La reciente Cumbre del Escudo de las Américas, celebrada el 7 de marzo en Miami bajo el liderazgo de Donald Trump,
no fue solo una reunión más. Fue la fotografía nítida de un continente que se reorganiza sin México. Doce líderes latinoamericanos —desde Javier Milei hasta Nayib Bukele— sellaron una alianza franca contra el crimen organizado, la migración descontrolada y la influencia de potencias extrarregionales. De la lista brillaron por su ausencia México, Brasil y Colombia. Tres de las economías más grandes de la región quedaron fuera del “escudo”. El mensaje fue inequívoco: el eje que hoy une a las Américas ya no pasa por nosotros.
Hasta hace poco, aún contábamos con un puñado de aliados ideológicos en el continente. Hoy esos pilares se derrumban uno tras otro como piezas de dominó.Cuba es el primero en caer. El régimen de Miguel Díaz-Canel tiene los días contados. La semana pasada Trump reiteró que Washington está dispuesto a una “friendly takeover”, una toma amistosa que, según sus propias palabras, podría no ser tan amistosa. Las negociaciones ya están en marcha y la presión es asfixiante. El socialismo cubano, agonizante tras décadas de miseria, se prepara para su capítulo final.En Colombia, las elecciones de 2026 están a la vuelta de la esquina. Los sondeos más serios muestran un empate técnico entre el oficialismo y el opositor Abelardo de la Espriella. La visita de Gustavo Petro a Washington a principios de febrero no fue casual: fue la señal de que el presidente no está dispuesto a quemar las instituciones ni a robarse la elección. Todo apunta a una transición ordenada. Colombia, uno de los pocos gobiernos de izquierda que aún quedaban, cambiará de signo.
Brasil sigue la misma ruta. Las encuestas de marzo colocan a Flavio Bolsonaro en empate técnico con Lula da Silva, y el hijo del expresidente Bolsonaro ya recorta distancia semana a semana. Con las elecciones presidenciales de octubre —primera y segunda vuelta— a la vista, el péndulo brasileño se inclina hacia la derecha. Cuando caiga Lula, el mapa político sudamericano habrá cambiado de color.

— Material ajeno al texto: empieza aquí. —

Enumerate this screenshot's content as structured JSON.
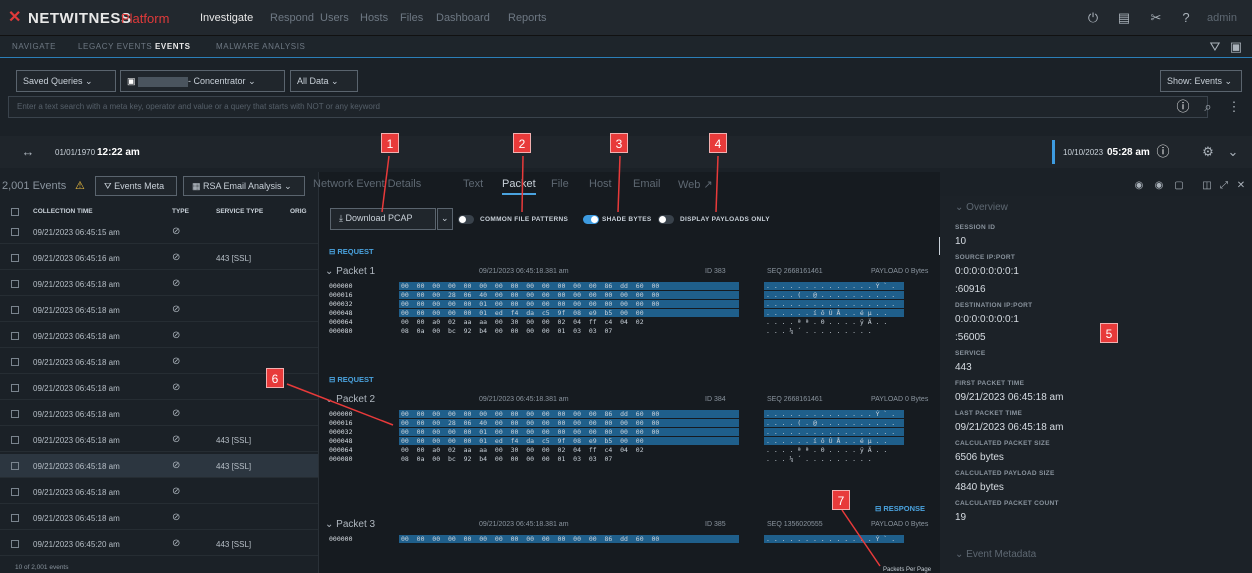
{
  "topbar": {
    "logo": "NETWITNESS",
    "logo_suffix": "Platform",
    "nav": [
      "Investigate",
      "Respond",
      "Users",
      "Hosts",
      "Files",
      "Dashboard",
      "Reports"
    ],
    "user": "admin"
  },
  "subnav": [
    "NAVIGATE",
    "LEGACY EVENTS",
    "EVENTS",
    "MALWARE ANALYSIS"
  ],
  "query": {
    "saved": "Saved Queries",
    "concentrator": "- Concentrator",
    "range": "All Data",
    "show": "Show: Events",
    "hint": "Enter a text search with a meta key, operator and value or a query that starts with NOT or any keyword"
  },
  "time": {
    "start_date": "01/01/1970",
    "start_time": "12:22 am",
    "end_date": "10/10/2023",
    "end_time": "05:28 am"
  },
  "events": {
    "count": "2,001 Events",
    "meta_btn": "Events Meta",
    "email_btn": "RSA Email Analysis",
    "cols": [
      "COLLECTION TIME",
      "TYPE",
      "SERVICE TYPE",
      "ORIG"
    ],
    "rows": [
      {
        "time": "09/21/2023 06:45:15 am",
        "svc": ""
      },
      {
        "time": "09/21/2023 06:45:16 am",
        "svc": "443 [SSL]"
      },
      {
        "time": "09/21/2023 06:45:18 am",
        "svc": ""
      },
      {
        "time": "09/21/2023 06:45:18 am",
        "svc": ""
      },
      {
        "time": "09/21/2023 06:45:18 am",
        "svc": ""
      },
      {
        "time": "09/21/2023 06:45:18 am",
        "svc": ""
      },
      {
        "time": "09/21/2023 06:45:18 am",
        "svc": ""
      },
      {
        "time": "09/21/2023 06:45:18 am",
        "svc": ""
      },
      {
        "time": "09/21/2023 06:45:18 am",
        "svc": "443 [SSL]"
      },
      {
        "time": "09/21/2023 06:45:18 am",
        "svc": "443 [SSL]"
      },
      {
        "time": "09/21/2023 06:45:18 am",
        "svc": ""
      },
      {
        "time": "09/21/2023 06:45:18 am",
        "svc": ""
      },
      {
        "time": "09/21/2023 06:45:20 am",
        "svc": "443 [SSL]"
      }
    ],
    "footer": "10 of 2,001 events"
  },
  "detail": {
    "tabs": [
      "Network Event Details",
      "Text",
      "Packet",
      "File",
      "Host",
      "Email",
      "Web"
    ],
    "download": "Download PCAP",
    "toggles": [
      "COMMON FILE PATTERNS",
      "SHADE BYTES",
      "DISPLAY PAYLOADS ONLY"
    ],
    "request": "REQUEST",
    "response": "RESPONSE",
    "packets": [
      {
        "name": "Packet 1",
        "time": "09/21/2023 06:45:18.381 am",
        "id": "ID 383",
        "seq": "SEQ 2668161461",
        "payload": "PAYLOAD 0 Bytes"
      },
      {
        "name": "Packet 2",
        "time": "09/21/2023 06:45:18.381 am",
        "id": "ID 384",
        "seq": "SEQ 2668161461",
        "payload": "PAYLOAD 0 Bytes"
      },
      {
        "name": "Packet 3",
        "time": "09/21/2023 06:45:18.381 am",
        "id": "ID 385",
        "seq": "SEQ 1356020555",
        "payload": "PAYLOAD 0 Bytes"
      }
    ],
    "offsets": [
      "000000",
      "000016",
      "000032",
      "000048",
      "000064",
      "000080"
    ],
    "hex": [
      "00  00  00  00  00  00  00  00  00  00  00  00  00  86  dd  60  00",
      "00  00  00  28  06  40  00  00  00  00  00  00  00  00  00  00  00",
      "00  00  00  00  00  01  00  00  00  00  00  00  00  00  00  00  00",
      "00  00  00  00  00  01  ed  f4  da  c5  9f  08  e9  b5  00  00",
      "00  00  a0  02  aa  aa  00  30  00  00  02  04  ff  c4  04  02",
      "08  0a  00  bc  92  b4  00  00  00  00  01  03  03  07"
    ],
    "ascii": [
      ". . . . . . . . . . . . . . Ý ` .",
      ". . . . ( . @ . . . . . . . . . .",
      ". . . . . . . . . . . . . . . . .",
      ". . . . . . í ô Ú Å . . é µ . .",
      ". . . . ª ª . 0 . . . . ÿ Ä . .",
      ". . . ¼ ´ . . . . . . . . ."
    ],
    "pkts_per_page": "Packets Per Page"
  },
  "overview": {
    "title": "Overview",
    "fields": [
      {
        "label": "SESSION ID",
        "value": "10"
      },
      {
        "label": "SOURCE IP:PORT",
        "value": "0:0:0:0:0:0:0:1"
      },
      {
        "label": "",
        "value": ":60916"
      },
      {
        "label": "DESTINATION IP:PORT",
        "value": "0:0:0:0:0:0:0:1"
      },
      {
        "label": "",
        "value": ":56005"
      },
      {
        "label": "SERVICE",
        "value": "443"
      },
      {
        "label": "FIRST PACKET TIME",
        "value": "09/21/2023 06:45:18 am"
      },
      {
        "label": "LAST PACKET TIME",
        "value": "09/21/2023 06:45:18 am"
      },
      {
        "label": "CALCULATED PACKET SIZE",
        "value": "6506 bytes"
      },
      {
        "label": "CALCULATED PAYLOAD SIZE",
        "value": "4840 bytes"
      },
      {
        "label": "CALCULATED PACKET COUNT",
        "value": "19"
      }
    ],
    "meta": "Event Metadata"
  },
  "callouts": [
    "1",
    "2",
    "3",
    "4",
    "5",
    "6",
    "7"
  ]
}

Al final de 2026, México se quedará prácticamente solo en el continente con un único aliado: Nicaragua. Y vaya aliado. Mientras El Salvador, bajo Bukele, cerró sus fronteras al crimen y protegió a su población, por Nicaragua sigue pasando toda la podredumbre: trata de personas, narcotráfico, corrupción. El régimen de Daniel Ortega no ofrece oxígeno; ofrece un espejo incómodo de lo que podríamos llegar a ser.
Fuera del continente, el panorama no es mejor. Nuestro aliado “natural” debería ser España, por la afinidad ideológica con el gobierno de Pedro Sánchez. Sin embargo, las constantes exigencias de disculpas históricas han enfriado la relación hasta convertirla en mera formalidad diplomática. Y Europa entera, por su parte, se encuentra redefiniéndose ante el nuevo orden mundial. Nadie tiene tiempo ni ganas de cargar con un México aislado.
Estamos ante la caída en cadena del llamado “socialismo del siglo XXI”, aquel que se alió con narcos y terroristas y que hoy se desmorona país tras país. México aparece como la última pieza del dominó. La que aún no ha sido empujada, pero que ya siente el viento.
Es hora de despertar. No podemos seguir atrapados en este laberinto de la soledad continental, como si el mundo fuera a esperarnos eternamente. El aislamiento no es destino; es elección. Los mexicanos debemos exigir a nuestra clase política que deje de lado dogmas y rencores del pasado y busque, con urgencia, nuevos puentes. Porque en el siglo XXI, un país sin aliados no es soberano: es vulnerable. Y la vulnerabilidad, en este nuevo mapa global, se paga muy cara.